Der 1100 erlebte den traurigen Niedergang seiner Schöpfer mit. Eigentlich hätte alles so schön sein können: Durch das Werk in Poissy hatte man beste Möglichkeiten zur Motorenfertigung, Simca hatte sich zudem einen Namen gemacht mit schnittigen Coupés wie dem 1200 S, mit Kleinwagen, Mittelklasseautos, Nutzfahrzeugen und wunderschönen Modellstudien für die eleganten Salons in Genf oder Mailand. Doch wie ein Damoklesschwert schwebte Chrysler über dem Werk.
EIN BRITE AUS FRANKREICH
Bis 1970 hatten die Amerikaner 99 Prozent der Simca-Aktien in ihren Besitz gebracht. Schon seit den frühen 60er-Jahren regierten die Herren aus Detroit, verlegten die Aronde-Produktion nach Adelaide in Australien, zwangen den Franzosen die Produktion von Chrysler Simca 160 und 180 auf, einem Mitteklassewagen, der weltweit in vielen Derivaten hergestellt wurde und überhaupt nicht zu Simca passte. Er war eigentlich eine Entwicklung der Rootes-Gruppe aus England gewesen, die ebenfalls an Chrysler gefallen war, und lief dort als Humber Hawk vom Band.

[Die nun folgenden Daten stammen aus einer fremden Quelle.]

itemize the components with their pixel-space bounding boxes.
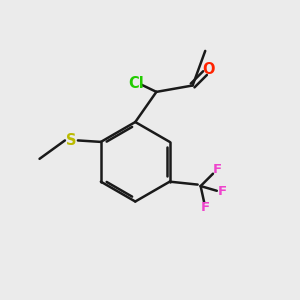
Text: F: F [217, 185, 226, 199]
Text: O: O [202, 62, 215, 77]
Text: F: F [212, 164, 221, 176]
Text: S: S [66, 133, 77, 148]
Text: Cl: Cl [128, 76, 144, 91]
Text: F: F [200, 201, 210, 214]
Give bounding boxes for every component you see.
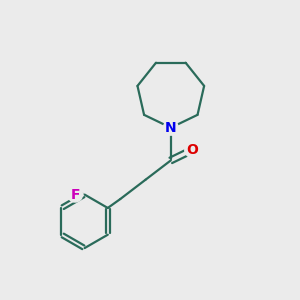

Doch es gab auch weiterhin eigenständige Chrysler-Modelle wie den 1300 bzw. 1500, der 1963 auf den Markt kam. Diese Limousine und der Kombi waren äußerlich dem 1100 ähnlich, jedoch länger und mit Standardantrieb ausgerüstet: also längs verbautem Frontmotor mit Hinterradantrieb. 1975 löste der Chrysler Simca 1307 dieses Modell ab. Der 1307 brach komplett mit der Formensprache des Vorgängers. Die Sachlichkeit der 70er-Jahre kennzeichnet das Schrägheck-Auto, das das Ende von Simca markierte. 1978 zog sich Chrysler aus Europa zurück und verkaufte Simca an Citroën und Peugeot.
Unter der neuen Führung lebte die Marke Talbot wieder auf. Simca ließ man sang- und klanglos sterben. Der 1307 wurde weiterentwickelt zum Talbot Solara. Neben ihm gab es im Talbot-Programm den Tagora – noch unter Chrysler von Rootes entwickelt –, den Kleinwagen Samba, der weitgehend baugleich mit dem Citroën LN und Peugeot 104 Z war, sowie den Kompaktwagen Horizon. Gedacht war er als 1100-Nachfolger und startete nach dem endgültigen Wegfall der Marke Talbot 1985 eine erstaunliche zweite Karriere als Plymouth Horizon und Dodge Omni in den USA – interessanterweise mit VW-Motor. Dort wurde die Produktion erst 1990 eingestellt.